Exploitation de la douleur à des fins lucratives
Rappelons-le : les nouvelles technologies sont une activité commerciale. La perspective que des entreprises réalisent des profits en intervenant dans un processus aussi profondément humain et douloureux que la perte d’un être cher soulève d’autres questions philosophiques, éthiques et morales.
D’un point de vue éthique, ce type d’approche semble transgresser les principes fondamentaux de respect et de dignité qui devraient guider nos interactions humaines. Le deuil est un processus intime et sacré, une étape vers l’acceptation et la paix intérieure après une lourde perte. La commercialisation de ce procédé peut donc être considérée comme une forme d’exploitation émotionnelle, dans la mesure où elle profite à des personnes en situation de vulnérabilité.
La commercialisation de cette approche risque également de fausser le processus naturel de deuil. La douleur et le deuil sont des expériences essentielles de la condition humaine. Les surmonter nous aide à grandir. Si la monétisation de la résurrection numérique empêche les gens de vivre ce processus de manière saine, en donnant l’illusion que le défunt est toujours à leurs côtés, plutôt que de les aider à accepter leur absence, cela ne sert à rien.

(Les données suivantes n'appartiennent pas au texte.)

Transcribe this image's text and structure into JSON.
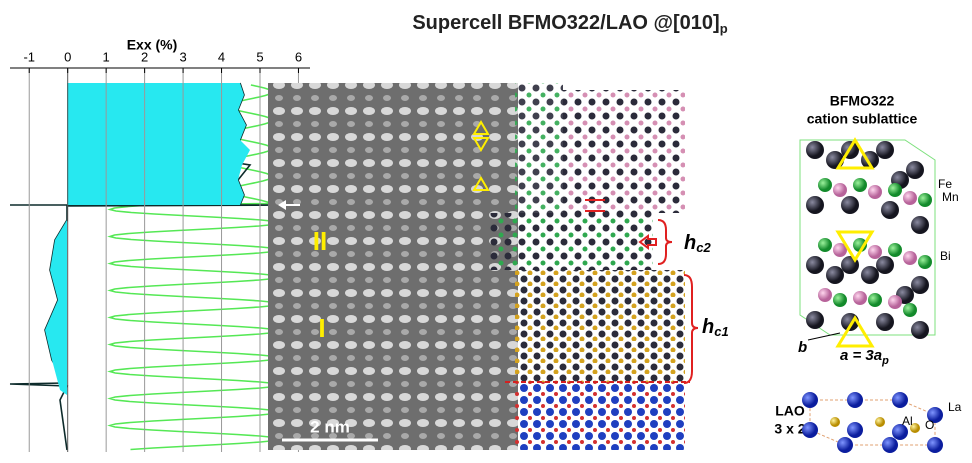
{
  "title": {
    "text": "Supercell BFMO322/LAO @[010]",
    "subscript": "p"
  },
  "strain_profile": {
    "axis_label": "Exx (%)",
    "xlim": [
      -1.5,
      6.3
    ],
    "xticks": [
      -1,
      0,
      1,
      2,
      3,
      4,
      5,
      6
    ],
    "grid": true
  },
  "image": {
    "region_labels": [
      "II",
      "I"
    ],
    "scale_bar": "2 nm",
    "interface_labels": [
      {
        "symbol": "h",
        "subscript": "c2"
      },
      {
        "symbol": "h",
        "subscript": "c1"
      }
    ]
  },
  "bfmo_model": {
    "title": [
      "BFMO322",
      "cation sublattice"
    ],
    "atom_labels": [
      "Fe",
      "Mn",
      "Bi"
    ],
    "axis_b": "b",
    "axis_a": {
      "text": "a = 3a",
      "subscript": "p"
    }
  },
  "lao_model": {
    "title": [
      "LAO",
      "3 x 2"
    ],
    "atom_labels": [
      "La",
      "Al",
      "O"
    ]
  }
}
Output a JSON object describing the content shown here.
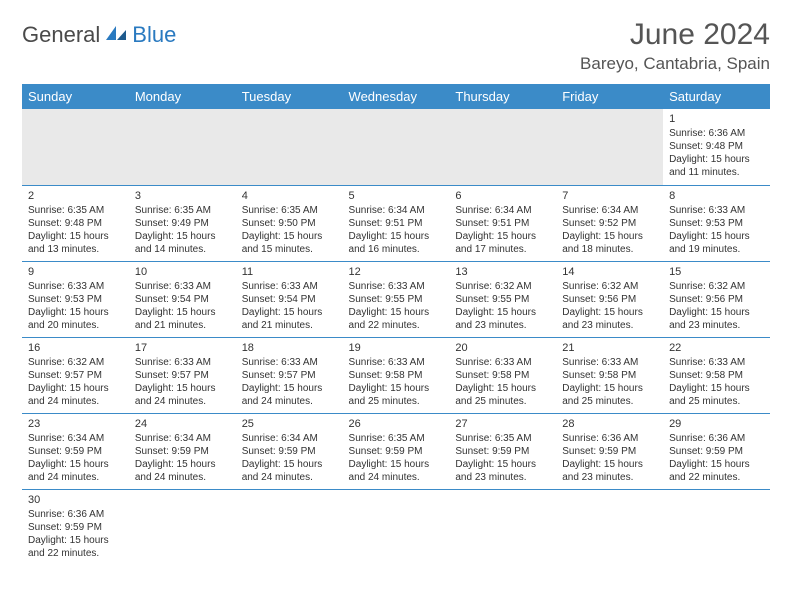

D’un point de vue moral, les objectifs de telles approches commerciales sont très discutables. Sous couvert d’offrir du réconfort et un moyen de se souvenir des êtres chers, ils profitent de la douleur pour obtenir un gain financier.
La résurrection numérique aggrave la douleur
Au cœur de la résurrection numérique se trouve un paradoxe inquiétant. Dans un effort pour nous rapprocher de ceux que nous avons perdus, ces technologies nous confrontent au caractère indéniable de leur absence et nous poussent à nous interroger non seulement sur la nature de l’existence, mais aussi sur le sens même de notre humanité.
En tentant de compenser l’absence d’un proche ou de combler le vide qu’il a laissé, ces technologies exacerbent à la fois le désir de s’accrocher à ce que l’on a perdu et notre propre réticence à accepter la réalité de cette perte et à entamer le travail de deuil. . .
La situation est encore plus paradoxale si l’on considère que les simulations que nous utilisons pour préserver la mémoire et les caractéristiques de nos proches sont, par définition, artificielles et donc incapables de capturer toute la complexité et la portée de l’expérience humaine. Nous nous retrouvons face à une représentation numérique imparfaite qui, bien que réconfortante à certains égards, ne parvient pas à rendre justice à l’être que nous avons aimé et perdu.